By now, one would think that the Twitteratti and/or the most prescient Internet industry pundits would understand the simple mathematics behind Twitter’s 2000 follow limit. Quite simply it is this: Interesting up and coming Twitterers, who are most likely to retweet good content and who are organically growing a following north of 1000, will often find themselves following 2000 themselves and unable to follow anymore until their own following rises to about 1800. After that, one can only follow about 10% more than follow back, which means one can continue to follow only about 200 “Prima Donnas” who don’t think they have to follow back to retain their own readers. Hundreds of over-confident “super pundits” will then have to be unfollowed or else the up and coming Twitterer becomes “boxed in”.
What this means, logically, is that most people (and bots) who think they are important enough to garner a lopsided follower base compared to a miniscule amount of people they follow back – will ultimately lose many of their best readers as those best readers mature into popular Twitterers themselves.
It is common knowledge on Twitter that Britney Spears and Ashton Kutscher are among the first to get dumped by other Twitterers who are approaching the 2000 friend limit because their non-follow-back behavior boxes those people in. This may be OK for Britney and Ashton because these conventional pop stars are not consumer product companies (or high-end product companies) and/or are not hoping to maintain the more successful up and coming fellow Twitterers as followers. They are content to entertain the masses of casual Twitterers who will never have more than a few hundred followers themselves.

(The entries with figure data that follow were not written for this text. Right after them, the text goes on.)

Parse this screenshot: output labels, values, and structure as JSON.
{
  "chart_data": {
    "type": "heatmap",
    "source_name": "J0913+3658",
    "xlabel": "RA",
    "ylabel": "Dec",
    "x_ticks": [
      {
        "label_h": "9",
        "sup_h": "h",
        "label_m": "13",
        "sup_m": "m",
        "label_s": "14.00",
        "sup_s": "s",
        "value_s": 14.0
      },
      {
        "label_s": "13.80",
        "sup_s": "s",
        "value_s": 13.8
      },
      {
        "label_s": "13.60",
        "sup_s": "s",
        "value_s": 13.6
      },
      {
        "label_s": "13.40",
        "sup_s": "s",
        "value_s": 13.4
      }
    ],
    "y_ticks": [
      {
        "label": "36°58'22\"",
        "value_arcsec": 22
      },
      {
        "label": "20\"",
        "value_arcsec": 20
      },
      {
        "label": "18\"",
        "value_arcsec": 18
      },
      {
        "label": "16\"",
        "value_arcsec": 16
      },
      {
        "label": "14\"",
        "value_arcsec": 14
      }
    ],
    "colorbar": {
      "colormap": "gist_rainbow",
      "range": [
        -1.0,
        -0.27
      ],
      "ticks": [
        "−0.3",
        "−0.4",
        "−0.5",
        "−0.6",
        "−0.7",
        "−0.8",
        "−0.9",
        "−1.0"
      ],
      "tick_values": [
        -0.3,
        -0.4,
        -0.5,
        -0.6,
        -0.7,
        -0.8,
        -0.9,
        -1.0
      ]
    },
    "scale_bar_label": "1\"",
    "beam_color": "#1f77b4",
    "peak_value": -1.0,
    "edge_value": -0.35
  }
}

On the other hand, Twitterers like Pepsi and Guy Kawasaki “get it” that they have to follow back in order not to lose their best readers as the latter grow and try to avoid getting boxed in. Pepsi and Guy Kawasaki clearly want to maintain their highest “quality” readers…who are often the ones who are busy retweeting interesting tweets like theirs.
Pepsi and Guy Kawasaki don’t want to be unfollowed as the people most likely to retweet their tweets get popular enough themselves for the retweets to be really valuable.
I know there are some popular Twitterer’s who only follow less than 100 people so they can “read the entire timeline” of their absolute favorite people. They follow other interesting Twitterers on another account or via some sort of feed. Good for them. But this comes at a price. Up and comers are probably going to have to do the same thing with them unless they somehow make the cut.
So what advice will I dare to give the ueber-elite Twitterati plus de confiance?
In a sentence: Unless you want 30,000 mostly spammers and slow movers following you, follow back.
More detailed advice would be this:
1) Follow back if the new follower has more than 500 followers themselves and is not obviously a spammer. An elitist may themselves have gotten 20,000 followers without having followed more than 300 themselves, but most interesting people will get 1 follower for every 2 people they follow until they reach the 2000 limit. After this, most interesting people will have to cut hundreds of people they follow and then give the new people they follow a certain limited time to follow back or face the decision “is this person important enough for me to let them be a Prima Donna”?
2) At least follow all non-spammers with 500+ followers who retweet (RT) you. This should be a no-brainer because RTs are valuable in their own right, they are especially valuable if the RTer has 500+ followers and, additionally, an RT mostly means the other person really is a reader of your content. Based on 1) above, a member of the Twitter intelligentsia would realize that the best retweets (RTs) they get are from exactly the type of people who may soon have to unfollow them in order not to get boxed in. Why would anyone want to lose their best retweeters?
There it is in a nutshell. I won’t advise busy movers and shakers to peruse a list of 100,000 followers to manually separate the quality people from the spammers. Just realize that any given RT will be coming from either a quality person or a spammer but likely not from a slacker. Follow the former, block the spammer and maybe ignore the slackers unless they’re smart enough to RT you themselves.
An RT is currency. Don’t burn it the way you’d burn a $20 bill.